I immediately connected with most of the kids. They were super smart, driven, and most were very open to learning whatever I threw at them. I think we ended just over .500, but we had epic battles against big schools, and they went from the junior high "W" serve receive to a swing offense that they ran themselves, in only a few short weeks of practice. The kids taught me that people will rise to the challenge if you let them.
I was emotionally invested in their success and development, so you can understand how the parent issues, which only got worse as the season went on, really took a toll. In retrospect, many were the "participation trophy" types that are turning our kids into crybabies. I remember after only one of the kids showed up to see the first round sectional (we earned a bye), in part because they all had other clubs or things to be at, my JV coach and I sat them down and told them that they were not going to be special this way, that the kids they'd compete with for college were all self-described over-achievers. It was a reality check they didn't want to hear, but I vividly remember one girl coming up to me after, and saying, "I know you're right... I'm sorry I didn't go to the match." That year, I had four former J.O. kids playing in college, all walk-ons. I knew what commitment could do.
In any case, it was the only time that an official cost my kids the match, and there are only so many times you can take getting kicked in the nuts in one day.

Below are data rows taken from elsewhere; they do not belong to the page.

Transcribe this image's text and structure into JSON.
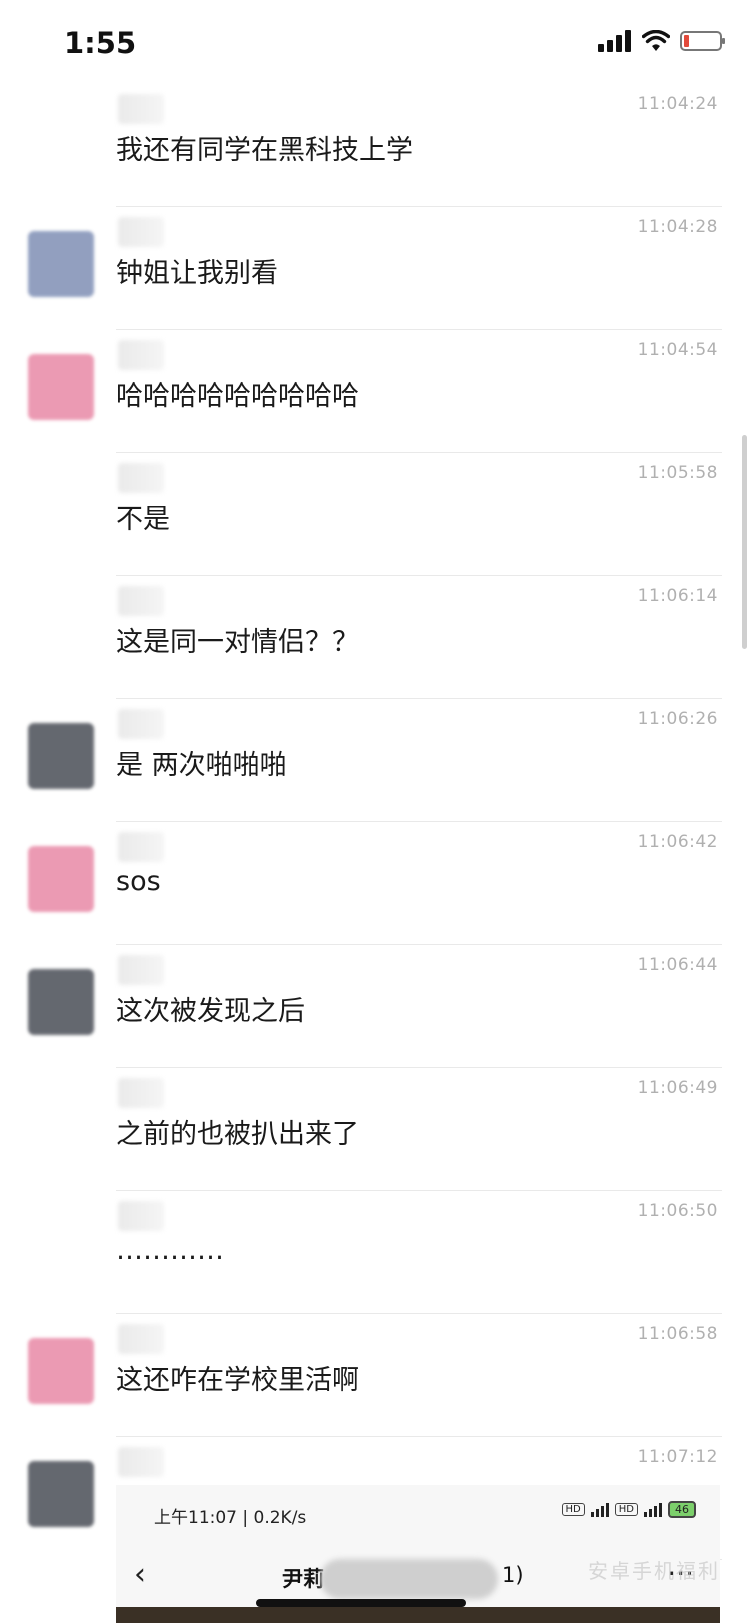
{
  "status_bar": {
    "time": "1:55"
  },
  "messages": [
    {
      "time": "11:04:24",
      "text": "我还有同学在黑科技上学",
      "avatar": false
    },
    {
      "time": "11:04:28",
      "text": "钟姐让我别看",
      "avatar": true,
      "avatar_color": "#7f8fb5"
    },
    {
      "time": "11:04:54",
      "text": "哈哈哈哈哈哈哈哈哈",
      "avatar": true,
      "avatar_color": "#e889a6"
    },
    {
      "time": "11:05:58",
      "text": "不是",
      "avatar": false
    },
    {
      "time": "11:06:14",
      "text": "这是同一对情侣？？",
      "avatar": false
    },
    {
      "time": "11:06:26",
      "text": "是 两次啪啪啪",
      "avatar": true,
      "avatar_color": "#4a4e57"
    },
    {
      "time": "11:06:42",
      "text": "sos",
      "avatar": true,
      "avatar_color": "#e889a6"
    },
    {
      "time": "11:06:44",
      "text": "这次被发现之后",
      "avatar": true,
      "avatar_color": "#4a4e57"
    },
    {
      "time": "11:06:49",
      "text": "之前的也被扒出来了",
      "avatar": false
    },
    {
      "time": "11:06:50",
      "text": "…………",
      "avatar": false
    },
    {
      "time": "11:06:58",
      "text": "这还咋在学校里活啊",
      "avatar": true,
      "avatar_color": "#e889a6"
    },
    {
      "time": "11:07:12",
      "text": "",
      "avatar": true,
      "avatar_color": "#4a4e57"
    }
  ],
  "embedded": {
    "status_left": "上午11:07 | 0.2K/s",
    "battery": "46",
    "back_glyph": "‹",
    "title_visible": "尹莉",
    "title_suffix": "1)",
    "more_glyph": "···"
  },
  "watermark": "安卓手机福利"
}
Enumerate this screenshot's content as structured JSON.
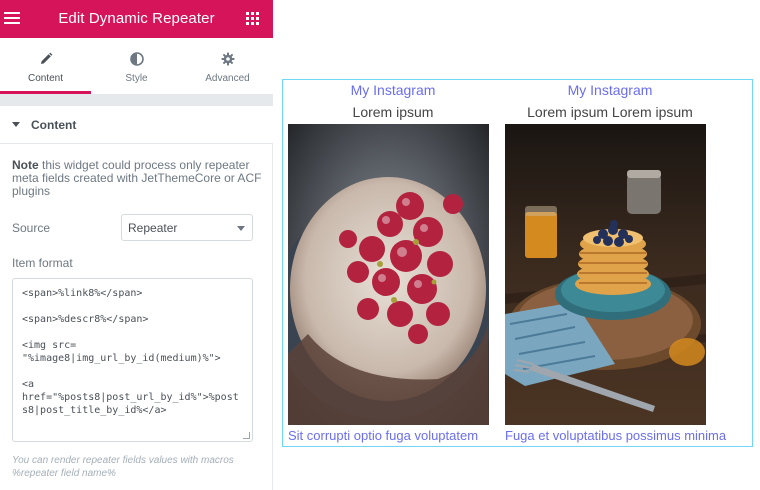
{
  "header": {
    "title": "Edit Dynamic Repeater",
    "menu_icon": "hamburger-menu-icon",
    "apps_icon": "grid-apps-icon"
  },
  "tabs": [
    {
      "label": "Content",
      "icon": "pencil-icon",
      "active": true
    },
    {
      "label": "Style",
      "icon": "half-circle-icon",
      "active": false
    },
    {
      "label": "Advanced",
      "icon": "gear-icon",
      "active": false
    }
  ],
  "section": {
    "title": "Content"
  },
  "note": {
    "bold": "Note",
    "text": " this widget could process only repeater meta fields created with JetThemeCore or ACF plugins"
  },
  "source": {
    "label": "Source",
    "value": "Repeater"
  },
  "item_format": {
    "label": "Item format",
    "value": "<span>%link8%</span>\n\n<span>%descr8%</span>\n\n<img src=\n\"%image8|img_url_by_id(medium)%\">\n\n<a\nhref=\"%posts8|post_url_by_id%\">%posts8|post_title_by_id%</a>"
  },
  "hint": "You can render repeater fields values with macros %repeater field name%",
  "preview": {
    "items": [
      {
        "link": "My Instagram",
        "descr": "Lorem ipsum",
        "image": "raspberry-cake-photo",
        "post": "Sit corrupti optio fuga voluptatem"
      },
      {
        "link": "My Instagram",
        "descr": "Lorem ipsum Lorem ipsum",
        "image": "blueberry-pancakes-photo",
        "post": "Fuga et voluptatibus possimus minima"
      }
    ]
  },
  "colors": {
    "brand": "#d5145a",
    "link": "#6a6ef0",
    "preview_border": "#71d7f7"
  }
}
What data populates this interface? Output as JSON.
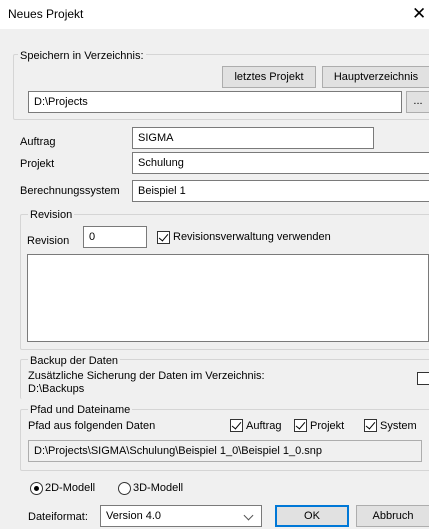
{
  "window": {
    "title": "Neues Projekt",
    "close_glyph": "✕"
  },
  "directory": {
    "legend": "Speichern in Verzeichnis:",
    "last_project_button": "letztes Projekt",
    "main_directory_button": "Hauptverzeichnis",
    "path": "D:\\Projects",
    "browse_button": "..."
  },
  "fields": {
    "auftrag_label": "Auftrag",
    "auftrag_value": "SIGMA",
    "projekt_label": "Projekt",
    "projekt_value": "Schulung",
    "system_label": "Berechnungssystem",
    "system_value": "Beispiel 1"
  },
  "revision": {
    "legend": "Revision",
    "label": "Revision",
    "value": "0",
    "use_versioning_label": "Revisionsverwaltung verwenden",
    "use_versioning_checked": true,
    "notes": ""
  },
  "backup": {
    "legend": "Backup der Daten",
    "description": "Zusätzliche Sicherung der Daten im Verzeichnis:",
    "path": "D:\\Backups",
    "checked": false
  },
  "path_name": {
    "legend": "Pfad und Dateiname",
    "from_label": "Pfad aus folgenden Daten",
    "auftrag_label": "Auftrag",
    "auftrag_checked": true,
    "projekt_label": "Projekt",
    "projekt_checked": true,
    "system_label": "System",
    "system_checked": true,
    "full_path": "D:\\Projects\\SIGMA\\Schulung\\Beispiel 1_0\\Beispiel 1_0.snp"
  },
  "model": {
    "option_2d": "2D-Modell",
    "option_3d": "3D-Modell",
    "selected": "2D-Modell"
  },
  "footer": {
    "format_label": "Dateiformat:",
    "format_value": "Version 4.0",
    "ok_button": "OK",
    "cancel_button": "Abbruch"
  }
}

It was not a good day. That moment I made eye contact with the ref, just before I walked the crying kids outside, stays with me, and still hurts. I remember what I said: "You're awful. You have no business officiating high school volleyball."
To look back at that period in my life, I see how much I defined my identity by my marriage, and my coaching. It's tempting to categorize that passion as destructive, but if you can't be passionate about things that you might fail in, you can't be passionate about the things where you succeed. The risk of the pain is worth the risk of the joy. It's the difference between making life happen and letting it happen to you.
Weeks later, in our last home match, the second against the much bigger Western Reserve Academy, my kids owned everything. We won in four games, convincingly. It was the validation that I so desperately needed, and to this day, that match defines why I love coaching. I also started to engage in another relationship after that difficult night. While complicated (as you'd expect when you're still married), it made me realize that people wanted to be with me, and it turned me around from the gloom and doom. Had I succumbed to the pain, I might never have experienced the joy.
These were great lessons for me, at just the right time. Maybe holding on to the pain of that day isn't constructive, but maybe it usefully reminds me of the joy that came later.